There are toxic forces out to rebuild and renew a caste system that returns to the blatantly white male supremacy of America’s past. Standing by and watching is not acceptable. On a host of issues from tax policy to Baby Bonds, Guaranteed Income as a universal supplement to universal affordable child care, from public investment in post-secondary education to universal health care and from investment in fostering small business success to the ways our communities convert from fossil fuel to renewable energy affordably for every household, philanthropy must affirmatively engage in these systemic public policy issues.

Our final speaker Anna Gifty-Opoku-Agyeman was clear that our vision of a just, inclusive economy can only be realized if our intentional efforts today take root to change the realities for Gen Z and to realize truer economic justice for the generations to follow. She challenged us to support long-term and generational change, listen to new voices, and be willing to support new ideas and new voices. It was a rousing and optimistic look forward to what is possible. I came away energized with a sense of embracing the “new, brave and awesome” voice to help build a future that embraces economic security and asset opportunities for all communities.

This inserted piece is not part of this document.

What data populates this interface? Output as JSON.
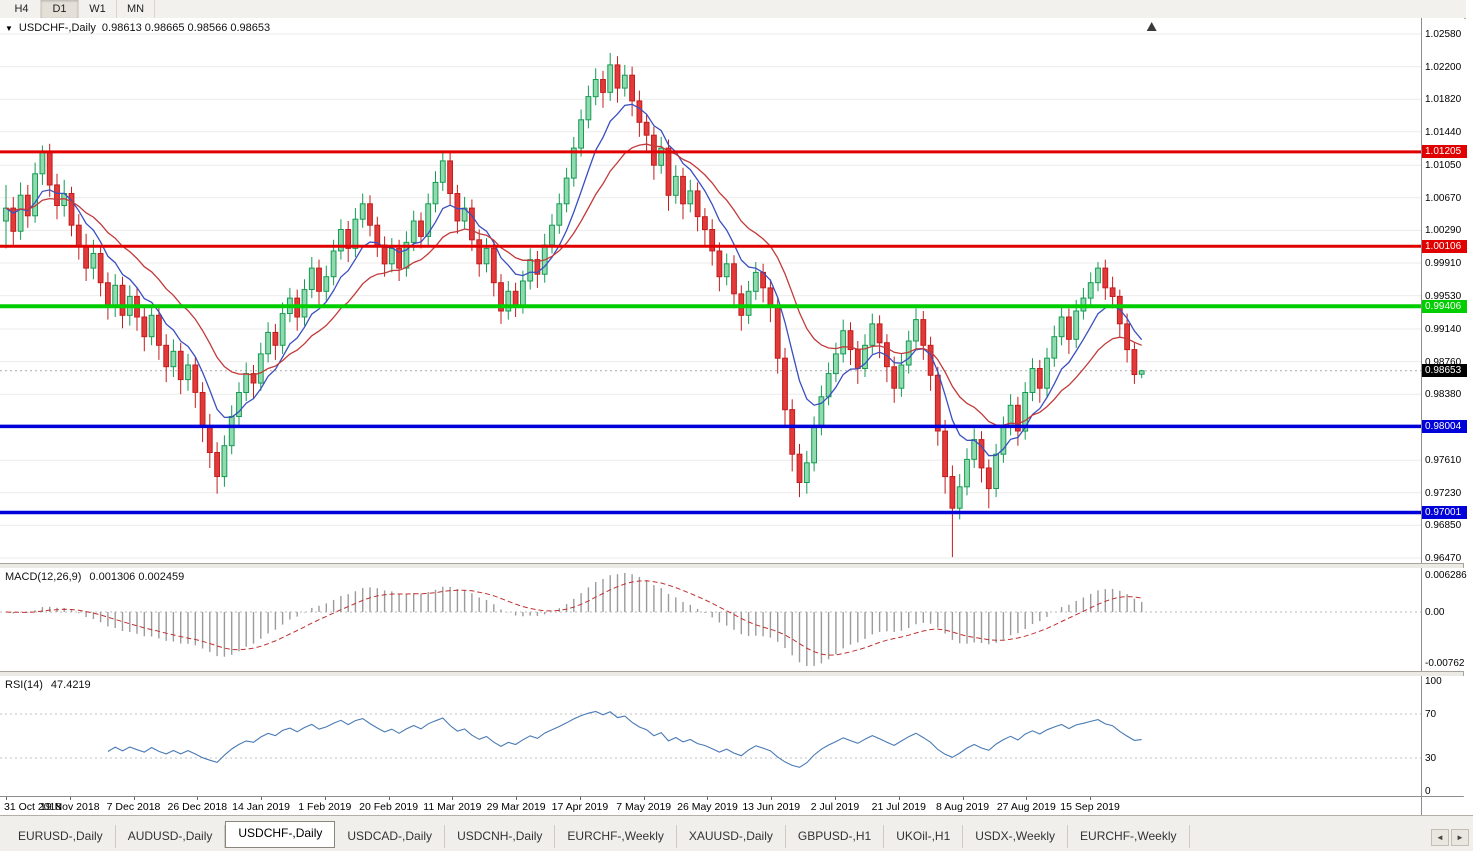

At AFN, that vision of economic justice is essential to our point of view across all members and in our regions. Explore that vision within your institution, network with your peers, find your role, commit, and frame your actions in shared values, and act intentionally! If you are still considering joining AFN, I invite you to engage. If you are a member – thank you for the success thus far over these 20 years. And if you are investing in a practitioner or advocate for economic justice, let us know of your efforts as catalysts of progress! We look forward to the next 20 years achieving a more equitable and just economic future together.